Today I went into my first tobacconist for the last time. When I first started smoking cigars I wandered into Madison Tobacco, and was in love. They did not have the largest humidor in the world, nor the greatest selection. But what they did have was character. I can remember as a kid their cigar shaped sign that hung next to the Kimbrough building (which is one of midtown’s cooler looking buildings) I always liked it’s simple and timeless charm. Inside was constantly filled with retired southern lawyers, fixing the problems of the world by shouting at each other over their newspapers. Usually they were under the watchful eye of the shop manager a quiet man with a pipe who was a wealth of tobacco information if you got him started. You could never walk out the door without reeking of cigar, I have been in some cigar lounges and have yet to find one that rivals their decades of odor building up.
In that shop I first found Punch Rothschilds, Punch Egg Roll, Tabak, Java Mint, Brick House Maduro, El Rey Del Mundo, and Nica Rustica. Pretty much the only cigar I love they didn’t carry was The Undercrown Maduro. And they had their own cigar, The Madison, a beautifully wrapped barber pole (or another leaf pattern) torpedo or churchill. With the taste of disappointment as it looked better than it was. Notes of cardboard, and dried chicken bone were prominent.
Madison was where I learned to love cigars. There are other tobacconists in town, and some are quite good, maybe even better in selection and price. But they lack the character, and the distinction of being my first. They weren’t snobs, they just wanted me to smoke some good cigars, and by gum if they didn’t succeed.

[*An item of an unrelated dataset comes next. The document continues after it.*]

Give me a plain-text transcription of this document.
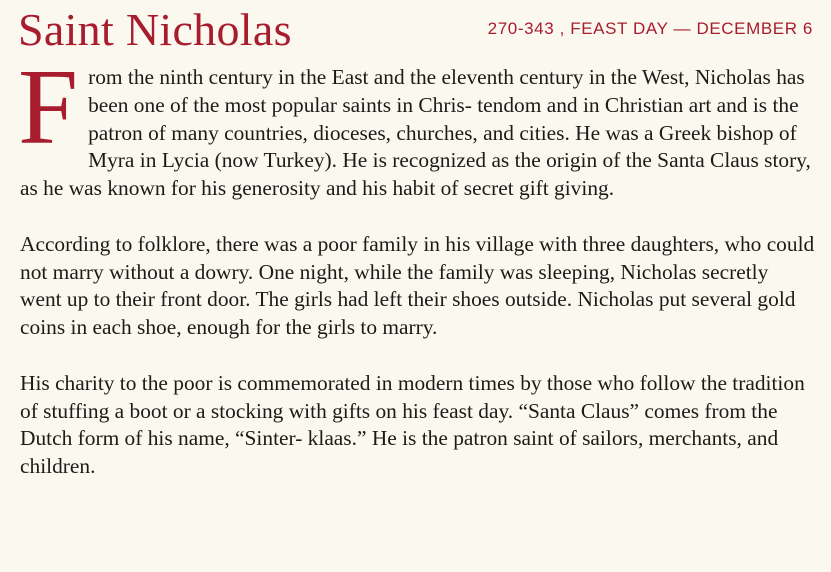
Saint Nicholas	270-343 , FEAST DAY — DECEMBER 6

From the ninth century in the East and the eleventh century in the West, Nicholas has been one of the most popular saints in Chris- tendom and in Christian art and is the patron of many countries, dioceses, churches, and cities. He was a Greek bishop of Myra in Lycia (now Turkey). He is recognized as the origin of the Santa Claus story, as he was known for his generosity and his habit of secret gift giving.

According to folklore, there was a poor family in his village with three daughters, who could not marry without a dowry. One night, while the family was sleeping, Nicholas secretly went up to their front door. The girls had left their shoes outside. Nicholas put several gold coins in each shoe, enough for the girls to marry.

His charity to the poor is commemorated in modern times by those who follow the tradition of stuffing a boot or a stocking with gifts on his feast day. “Santa Claus” comes from the Dutch form of his name, “Sinter- klaas.” He is the patron saint of sailors, merchants, and children.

So now they go. I am forced to, uncharitably, assume that their landlord is an idiot who is high. And I will miss them. I had hoped that they would last until my own retirement and I would join the ranks of shouty old men with opinions backed up by forceful jabs of a smoldering stogie. Alas it is not to be. I have five Madisons left in my cigar vault. And those cheap, dry, practically rolled parchment are now the most precious cigars in my collection.